但轉瞬又面露哀傷道:“可惜,我父親的病情還是日益嚴重,已經到了病入膏肓的地步!”
“這是自然,此等風水格局雖可遏制病情,卻畢竟不能醫治,我倒是很好奇你父親到底是什麼病?”楚羽不可置否點點頭,又想到了什麼詢問道。
按理說這種風水格局,雖然不能治癒病人病情,但通常情況下也絕不會惡化。
而聽劉小飛的意思,其父親病情還在持續惡化,已經到了病入膏肓的地步,讓他不由生起了一絲好奇。
“唉!一言難盡,楚神醫先進去看看再說吧!”劉小飛搖了搖頭,就引領楚羽向別墅內走去。
一走進別墅大廳,楚羽就敏銳的感受到一股濃濃死氣,這是將死之人才會有的標識,看來劉小飛說的一點不假,其父親病情根本拖不到三天後。
也就在楚羽暗自思索時,耳邊就傳到一道不滿的女聲。
“小飛你父親都快要沒了,你還天天一個勁往外跑,今天又帶個陌生人進來幹什麼?”
聞言,楚羽就順著聲音傳來方向看去,只見大廳內的沙發上,坐著一個豔麗中年婦女,臉上露出哀傷之色,眼神正不斷打量著他。
楚羽眉頭微微一皺,倒不是因為這中年婦女不滿的語氣,而是因為此人雖然面露悲傷,卻只是徒有虛表,根本不是真正面露哀傷。

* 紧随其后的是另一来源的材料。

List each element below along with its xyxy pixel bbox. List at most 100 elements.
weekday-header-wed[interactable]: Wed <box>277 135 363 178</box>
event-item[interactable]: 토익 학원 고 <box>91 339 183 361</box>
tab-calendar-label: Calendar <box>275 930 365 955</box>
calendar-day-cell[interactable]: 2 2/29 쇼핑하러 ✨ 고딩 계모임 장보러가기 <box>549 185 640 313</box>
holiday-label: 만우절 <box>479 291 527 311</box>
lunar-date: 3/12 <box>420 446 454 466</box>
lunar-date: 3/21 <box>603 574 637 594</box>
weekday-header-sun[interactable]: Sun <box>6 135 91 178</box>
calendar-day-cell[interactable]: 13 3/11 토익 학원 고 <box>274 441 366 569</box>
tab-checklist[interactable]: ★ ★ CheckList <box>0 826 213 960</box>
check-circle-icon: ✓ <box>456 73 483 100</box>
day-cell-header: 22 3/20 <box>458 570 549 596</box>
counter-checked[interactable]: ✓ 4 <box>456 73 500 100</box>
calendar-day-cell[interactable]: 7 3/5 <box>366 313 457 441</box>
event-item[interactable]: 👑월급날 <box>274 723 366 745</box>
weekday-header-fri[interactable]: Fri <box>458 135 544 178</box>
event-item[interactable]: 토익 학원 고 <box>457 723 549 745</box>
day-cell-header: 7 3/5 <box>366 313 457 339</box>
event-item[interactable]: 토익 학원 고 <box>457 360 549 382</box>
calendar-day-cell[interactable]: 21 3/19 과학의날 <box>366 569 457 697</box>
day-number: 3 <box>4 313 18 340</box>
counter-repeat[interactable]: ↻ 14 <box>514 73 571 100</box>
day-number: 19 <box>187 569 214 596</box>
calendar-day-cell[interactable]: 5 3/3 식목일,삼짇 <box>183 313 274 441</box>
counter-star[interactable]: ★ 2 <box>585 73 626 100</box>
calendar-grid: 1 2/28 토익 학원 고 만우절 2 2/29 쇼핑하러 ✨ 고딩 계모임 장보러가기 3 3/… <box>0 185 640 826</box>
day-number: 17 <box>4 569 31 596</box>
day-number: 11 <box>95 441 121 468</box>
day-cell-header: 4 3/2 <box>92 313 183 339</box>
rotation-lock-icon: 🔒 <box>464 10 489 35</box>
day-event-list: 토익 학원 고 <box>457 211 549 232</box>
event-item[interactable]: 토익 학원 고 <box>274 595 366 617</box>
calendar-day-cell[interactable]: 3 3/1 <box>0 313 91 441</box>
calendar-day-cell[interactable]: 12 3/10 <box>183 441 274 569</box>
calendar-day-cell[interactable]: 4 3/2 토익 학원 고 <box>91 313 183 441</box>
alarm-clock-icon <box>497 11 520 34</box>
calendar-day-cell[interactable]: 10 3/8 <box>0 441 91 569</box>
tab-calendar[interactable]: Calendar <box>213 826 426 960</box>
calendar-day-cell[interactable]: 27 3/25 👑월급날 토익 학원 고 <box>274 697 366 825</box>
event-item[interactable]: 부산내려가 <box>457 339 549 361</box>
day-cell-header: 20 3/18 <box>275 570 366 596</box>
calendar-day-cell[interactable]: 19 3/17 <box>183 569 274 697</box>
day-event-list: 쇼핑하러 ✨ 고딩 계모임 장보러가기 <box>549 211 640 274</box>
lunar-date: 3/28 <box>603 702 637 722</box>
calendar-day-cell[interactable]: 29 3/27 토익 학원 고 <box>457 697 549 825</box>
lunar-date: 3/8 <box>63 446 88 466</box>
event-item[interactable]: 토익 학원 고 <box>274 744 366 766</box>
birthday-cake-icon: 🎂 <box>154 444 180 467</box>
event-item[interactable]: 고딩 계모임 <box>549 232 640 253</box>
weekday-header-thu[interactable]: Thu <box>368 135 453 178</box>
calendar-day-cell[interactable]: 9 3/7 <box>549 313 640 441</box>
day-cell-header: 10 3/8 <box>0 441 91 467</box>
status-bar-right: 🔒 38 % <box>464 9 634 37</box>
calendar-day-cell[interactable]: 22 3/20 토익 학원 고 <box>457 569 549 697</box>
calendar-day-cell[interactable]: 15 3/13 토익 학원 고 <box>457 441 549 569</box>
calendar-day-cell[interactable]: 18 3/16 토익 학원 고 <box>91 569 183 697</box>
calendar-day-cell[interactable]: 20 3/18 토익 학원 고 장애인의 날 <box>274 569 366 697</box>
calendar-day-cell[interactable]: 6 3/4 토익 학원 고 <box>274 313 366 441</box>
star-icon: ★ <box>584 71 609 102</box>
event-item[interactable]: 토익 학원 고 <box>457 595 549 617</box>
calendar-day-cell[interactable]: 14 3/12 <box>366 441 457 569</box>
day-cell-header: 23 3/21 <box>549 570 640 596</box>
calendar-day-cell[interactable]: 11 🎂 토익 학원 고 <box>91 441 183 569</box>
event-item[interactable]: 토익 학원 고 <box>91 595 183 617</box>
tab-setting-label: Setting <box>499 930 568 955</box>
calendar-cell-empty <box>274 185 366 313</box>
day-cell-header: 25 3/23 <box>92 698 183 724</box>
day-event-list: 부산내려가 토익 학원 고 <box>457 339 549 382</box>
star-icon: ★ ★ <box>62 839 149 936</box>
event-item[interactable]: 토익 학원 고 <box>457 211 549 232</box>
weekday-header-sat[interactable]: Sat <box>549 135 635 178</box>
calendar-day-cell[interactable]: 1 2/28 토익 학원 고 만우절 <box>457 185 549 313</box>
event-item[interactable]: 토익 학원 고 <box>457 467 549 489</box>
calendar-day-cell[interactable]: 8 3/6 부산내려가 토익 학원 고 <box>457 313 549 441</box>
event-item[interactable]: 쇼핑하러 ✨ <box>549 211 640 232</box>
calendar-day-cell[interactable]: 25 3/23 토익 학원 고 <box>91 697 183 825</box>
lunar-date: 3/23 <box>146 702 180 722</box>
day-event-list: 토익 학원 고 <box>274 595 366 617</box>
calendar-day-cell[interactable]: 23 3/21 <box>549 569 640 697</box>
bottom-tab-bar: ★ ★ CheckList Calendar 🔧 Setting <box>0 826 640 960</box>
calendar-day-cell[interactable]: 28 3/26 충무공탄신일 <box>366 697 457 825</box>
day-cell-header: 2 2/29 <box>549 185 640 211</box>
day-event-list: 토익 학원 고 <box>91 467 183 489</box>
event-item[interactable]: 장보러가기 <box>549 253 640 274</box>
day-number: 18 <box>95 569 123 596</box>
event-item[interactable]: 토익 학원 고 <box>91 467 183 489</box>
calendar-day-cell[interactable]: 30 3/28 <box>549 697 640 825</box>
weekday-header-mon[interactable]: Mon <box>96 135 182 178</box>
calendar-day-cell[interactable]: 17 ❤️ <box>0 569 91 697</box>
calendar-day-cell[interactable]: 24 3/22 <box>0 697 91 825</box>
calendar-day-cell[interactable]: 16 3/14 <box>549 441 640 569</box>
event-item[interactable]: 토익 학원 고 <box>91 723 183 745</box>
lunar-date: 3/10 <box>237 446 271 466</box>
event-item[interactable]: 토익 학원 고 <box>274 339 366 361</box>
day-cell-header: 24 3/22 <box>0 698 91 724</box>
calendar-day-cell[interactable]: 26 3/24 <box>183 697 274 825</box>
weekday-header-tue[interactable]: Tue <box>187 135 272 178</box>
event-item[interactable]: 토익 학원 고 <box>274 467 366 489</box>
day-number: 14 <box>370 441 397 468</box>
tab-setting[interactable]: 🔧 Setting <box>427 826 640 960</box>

從其座位來看,大致上可以推斷出,她應該就是這家人的主母。
不僅如此,站在大廳內大部分人也都是這種假惺惺態度,只有少數幾人是真正面露哀傷。
“倒是有點意思!”楚羽眼中閃過一抹異色,嘴角揚起一抹淡淡弧度自語道。
在秦家生活這兩年,他已經對這種情況早已經是司空見怪。
“母親,他不是陌生人,而是我請來的神醫。”
這時,面對中年婦女的問話,劉小飛微微低首,態度冷漠道。
“他是神醫?”
聞言,坐在沙發上的中年婦女,眉頭不由微微一皺,滿是懷疑的再度看了一眼楚羽。
“神醫?二弟,你請來的這人才多大?竟然也敢妄言是神醫?莫非你是想讓父親早點死,然後好瓜分家產嗎?”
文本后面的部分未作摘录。